Author's posts
May 29 2014
Book review: Learning SPARQL by Bob DuCharme
This review was first published at ScraperWiki.
The NewsReader project on which we are working at ScraperWiki uses semantic web technology and natural language processing to derive meaning from the news. We are building a simple API to give access to the NewsReader datastore, whose native interface is SPARQL. SPARQL is a SQL-like query language used to access data stored in the Resource Description Framework format (RDF).
I reach Bob DuCharme’s book, Learning SPARQL, through an idle tweet mentioning SPARQL, to which his book account replied. The book covers the fundamentals of the semantic web and linked data, the RDF standard, the SPARQL query language, performance, and building applications on SPARQL. It also talks about ontologies and inferencing which are built on top of RDF.
As someone with a slight background in SQL and table-based databases, my previous forays into the semantic web have been fraught since I typically start by asking what the schema for an RDF store is. The answer to this question is “That’s the wrong question”. The triplestore is the basis of all RDF applications, as the name implies each row contains a triple (i.e. three columns) which are traditionally labelled subject, predicate and object. I found it easier to think in terms of resource, property name and property value. To give a concrete example “David Beckham” is an example of a resource, his height is the name of a property of David Beckham and, according to dbpedia, the value of this property is 1.8288 (metres, we must assume). The resource and property names must be provided in the from of URIs (unique resource identifiers) the property value can be a URI or some normally typed entity such as a string or an integer.

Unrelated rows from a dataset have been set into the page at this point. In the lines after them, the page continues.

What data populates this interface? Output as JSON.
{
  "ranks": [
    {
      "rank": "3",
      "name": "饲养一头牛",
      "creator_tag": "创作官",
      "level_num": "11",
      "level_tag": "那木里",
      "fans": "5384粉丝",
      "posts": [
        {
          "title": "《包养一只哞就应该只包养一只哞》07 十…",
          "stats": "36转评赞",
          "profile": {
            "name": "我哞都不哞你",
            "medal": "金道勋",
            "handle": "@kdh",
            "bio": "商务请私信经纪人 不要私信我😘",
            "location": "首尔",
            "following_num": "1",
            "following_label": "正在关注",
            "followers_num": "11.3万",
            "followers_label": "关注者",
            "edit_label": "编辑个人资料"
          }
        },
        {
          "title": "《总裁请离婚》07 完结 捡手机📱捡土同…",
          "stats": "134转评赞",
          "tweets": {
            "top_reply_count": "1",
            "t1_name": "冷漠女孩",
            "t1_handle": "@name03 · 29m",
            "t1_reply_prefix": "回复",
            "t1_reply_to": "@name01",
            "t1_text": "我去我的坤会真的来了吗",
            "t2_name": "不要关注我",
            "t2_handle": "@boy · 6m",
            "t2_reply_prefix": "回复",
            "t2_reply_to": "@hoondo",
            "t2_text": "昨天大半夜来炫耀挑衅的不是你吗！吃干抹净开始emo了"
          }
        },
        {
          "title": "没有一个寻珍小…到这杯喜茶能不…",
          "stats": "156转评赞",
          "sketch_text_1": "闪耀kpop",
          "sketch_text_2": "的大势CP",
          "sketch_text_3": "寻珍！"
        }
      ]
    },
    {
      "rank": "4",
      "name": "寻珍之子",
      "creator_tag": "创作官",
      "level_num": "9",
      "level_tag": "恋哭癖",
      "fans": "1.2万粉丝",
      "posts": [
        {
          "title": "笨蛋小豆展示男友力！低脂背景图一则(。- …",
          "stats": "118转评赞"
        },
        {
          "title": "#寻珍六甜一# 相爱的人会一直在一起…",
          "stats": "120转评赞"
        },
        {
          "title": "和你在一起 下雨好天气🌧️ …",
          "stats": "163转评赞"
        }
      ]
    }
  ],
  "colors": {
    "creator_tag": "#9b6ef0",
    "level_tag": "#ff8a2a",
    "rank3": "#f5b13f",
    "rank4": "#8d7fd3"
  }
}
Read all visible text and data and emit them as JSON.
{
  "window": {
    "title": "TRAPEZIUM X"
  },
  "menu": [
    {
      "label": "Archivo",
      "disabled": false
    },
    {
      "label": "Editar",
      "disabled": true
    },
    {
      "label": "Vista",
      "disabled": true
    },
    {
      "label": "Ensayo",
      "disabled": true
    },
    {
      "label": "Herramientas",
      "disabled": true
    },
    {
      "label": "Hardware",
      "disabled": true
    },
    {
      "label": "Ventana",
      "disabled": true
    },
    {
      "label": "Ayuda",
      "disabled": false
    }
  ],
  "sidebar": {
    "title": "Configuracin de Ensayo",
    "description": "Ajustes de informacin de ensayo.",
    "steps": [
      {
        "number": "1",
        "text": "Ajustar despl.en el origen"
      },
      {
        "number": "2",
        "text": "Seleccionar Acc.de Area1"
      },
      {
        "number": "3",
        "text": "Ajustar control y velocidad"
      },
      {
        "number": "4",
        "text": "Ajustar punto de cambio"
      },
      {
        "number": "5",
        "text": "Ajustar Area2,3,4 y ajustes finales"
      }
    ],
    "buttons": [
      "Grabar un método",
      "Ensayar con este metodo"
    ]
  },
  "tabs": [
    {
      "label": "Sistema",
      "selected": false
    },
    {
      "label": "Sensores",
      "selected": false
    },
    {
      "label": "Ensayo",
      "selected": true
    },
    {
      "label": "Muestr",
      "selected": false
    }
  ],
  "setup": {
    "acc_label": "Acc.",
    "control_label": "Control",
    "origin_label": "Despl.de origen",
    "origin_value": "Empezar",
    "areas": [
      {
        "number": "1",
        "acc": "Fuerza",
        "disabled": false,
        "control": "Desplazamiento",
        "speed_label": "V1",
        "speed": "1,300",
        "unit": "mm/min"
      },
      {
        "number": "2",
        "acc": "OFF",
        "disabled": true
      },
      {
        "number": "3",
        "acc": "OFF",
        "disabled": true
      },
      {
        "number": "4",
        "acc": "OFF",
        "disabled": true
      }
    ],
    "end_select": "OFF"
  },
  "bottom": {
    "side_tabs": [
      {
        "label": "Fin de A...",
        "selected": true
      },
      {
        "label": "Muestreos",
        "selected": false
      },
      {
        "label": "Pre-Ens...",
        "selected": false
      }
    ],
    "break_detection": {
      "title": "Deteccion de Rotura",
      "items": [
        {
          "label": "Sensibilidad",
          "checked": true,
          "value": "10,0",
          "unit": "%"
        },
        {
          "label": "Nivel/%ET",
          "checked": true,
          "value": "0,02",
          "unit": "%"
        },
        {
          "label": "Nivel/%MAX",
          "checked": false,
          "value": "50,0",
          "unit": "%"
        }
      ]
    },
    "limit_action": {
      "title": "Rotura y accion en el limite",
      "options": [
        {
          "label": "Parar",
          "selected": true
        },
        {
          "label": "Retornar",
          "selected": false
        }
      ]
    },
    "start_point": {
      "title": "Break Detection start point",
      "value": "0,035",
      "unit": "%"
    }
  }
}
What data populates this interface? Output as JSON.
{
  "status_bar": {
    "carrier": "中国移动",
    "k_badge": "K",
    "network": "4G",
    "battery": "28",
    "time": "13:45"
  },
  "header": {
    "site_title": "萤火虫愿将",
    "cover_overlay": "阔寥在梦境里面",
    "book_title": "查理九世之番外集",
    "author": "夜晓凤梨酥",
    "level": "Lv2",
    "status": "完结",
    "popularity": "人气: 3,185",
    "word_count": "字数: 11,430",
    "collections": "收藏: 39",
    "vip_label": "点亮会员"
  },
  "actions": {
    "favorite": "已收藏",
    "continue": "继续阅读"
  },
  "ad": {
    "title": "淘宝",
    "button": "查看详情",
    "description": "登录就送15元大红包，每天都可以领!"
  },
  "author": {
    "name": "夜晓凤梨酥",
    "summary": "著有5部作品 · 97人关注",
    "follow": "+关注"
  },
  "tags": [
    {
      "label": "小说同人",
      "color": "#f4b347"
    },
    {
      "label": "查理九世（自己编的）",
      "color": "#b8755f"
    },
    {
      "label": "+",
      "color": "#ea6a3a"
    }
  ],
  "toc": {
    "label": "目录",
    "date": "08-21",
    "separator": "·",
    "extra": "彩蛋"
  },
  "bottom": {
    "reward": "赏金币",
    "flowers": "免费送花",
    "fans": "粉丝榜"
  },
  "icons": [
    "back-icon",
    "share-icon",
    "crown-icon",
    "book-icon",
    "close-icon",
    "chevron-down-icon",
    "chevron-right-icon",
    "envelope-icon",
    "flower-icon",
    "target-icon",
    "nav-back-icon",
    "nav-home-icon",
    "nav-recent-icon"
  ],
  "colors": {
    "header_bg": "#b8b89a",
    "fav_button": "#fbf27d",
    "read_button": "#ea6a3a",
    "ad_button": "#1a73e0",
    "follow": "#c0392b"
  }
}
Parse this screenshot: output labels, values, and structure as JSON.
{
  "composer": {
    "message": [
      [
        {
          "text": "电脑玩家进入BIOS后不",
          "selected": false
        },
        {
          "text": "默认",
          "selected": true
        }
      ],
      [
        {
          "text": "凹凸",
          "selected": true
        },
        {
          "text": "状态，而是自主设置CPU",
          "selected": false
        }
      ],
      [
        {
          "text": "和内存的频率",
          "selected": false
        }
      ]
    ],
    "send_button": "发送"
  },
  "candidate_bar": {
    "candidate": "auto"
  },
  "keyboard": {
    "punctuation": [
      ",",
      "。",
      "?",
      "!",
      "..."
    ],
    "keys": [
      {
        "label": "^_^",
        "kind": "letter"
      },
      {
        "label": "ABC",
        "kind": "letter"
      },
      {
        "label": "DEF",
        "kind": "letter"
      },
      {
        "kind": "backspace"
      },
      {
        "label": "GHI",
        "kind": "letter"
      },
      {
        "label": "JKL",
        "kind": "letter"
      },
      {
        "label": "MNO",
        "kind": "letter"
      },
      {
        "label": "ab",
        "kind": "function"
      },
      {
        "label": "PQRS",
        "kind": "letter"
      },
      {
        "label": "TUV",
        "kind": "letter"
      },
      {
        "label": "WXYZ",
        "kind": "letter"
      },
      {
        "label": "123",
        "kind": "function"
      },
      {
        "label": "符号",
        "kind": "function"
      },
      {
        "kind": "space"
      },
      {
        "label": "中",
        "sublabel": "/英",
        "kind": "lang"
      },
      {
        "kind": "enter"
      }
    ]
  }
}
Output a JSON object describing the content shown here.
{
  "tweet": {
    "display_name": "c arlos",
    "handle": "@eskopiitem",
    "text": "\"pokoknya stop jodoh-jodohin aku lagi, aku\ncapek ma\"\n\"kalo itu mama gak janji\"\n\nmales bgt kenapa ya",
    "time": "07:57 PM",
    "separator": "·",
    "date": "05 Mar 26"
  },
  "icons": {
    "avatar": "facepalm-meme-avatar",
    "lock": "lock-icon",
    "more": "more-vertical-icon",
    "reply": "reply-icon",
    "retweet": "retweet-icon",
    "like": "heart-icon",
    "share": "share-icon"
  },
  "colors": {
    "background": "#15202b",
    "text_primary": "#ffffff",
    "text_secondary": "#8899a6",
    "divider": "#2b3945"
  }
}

The triples describe a network of nodes (the resource and property values) with property names being the links between them, with this infrastructure any network can be described by a set of triples. SPARQL is a query language that superficially looks much like SQL. It can extract arbitrary sets of properties from the network using the SELECT command, get a valid sub-network described by a set of triples using the CONSTRUCT command, answer a question with a Yes/No answer using the ASK command. And it can tell you “everything” it knows about a particular URI using the DESCRIBE command, where “everything” is subject to the whim of the implementor. It also supports a bunch of other commands which feel familiar to SQListas such as LIMIT, OFFSET, FROM, WHERE, UNION, ORDER BY, GROUP BY, and AS. In addition there are the commands BIND which allows the transformation of variables by functions and VALUES which allows you to make little data structures for use within queries. PREFIX provides shortcuts to domains of URIs, for example http://dbpedia.org/resource/David_Beckham can be written dbpedia:David_Beckham, where dbpedia: is the prefix. SERVICE allows you to make queries across the internet to other SPARQL providers. OPTIONAL allows the addition of a variable which is not always present.
The core of a SPARQL query is a list of triples which act as selectors for the triples required and FILTERs which further filter the results by carrying out calculations on the individual members of the triple. Each selector triple is terminated with “ .” or a “ ;” which indicates that the next triple is as a double with the first element the same as the current one. I mention this because Googling for the meaning of punctuation is rarely successful.
Whilst reading this book I’ve moved from SPARQL querying by search, to queries written by slight modification of existing queries to celebrating writing my own queries, to writing successful queries no longer being a cause for celebration!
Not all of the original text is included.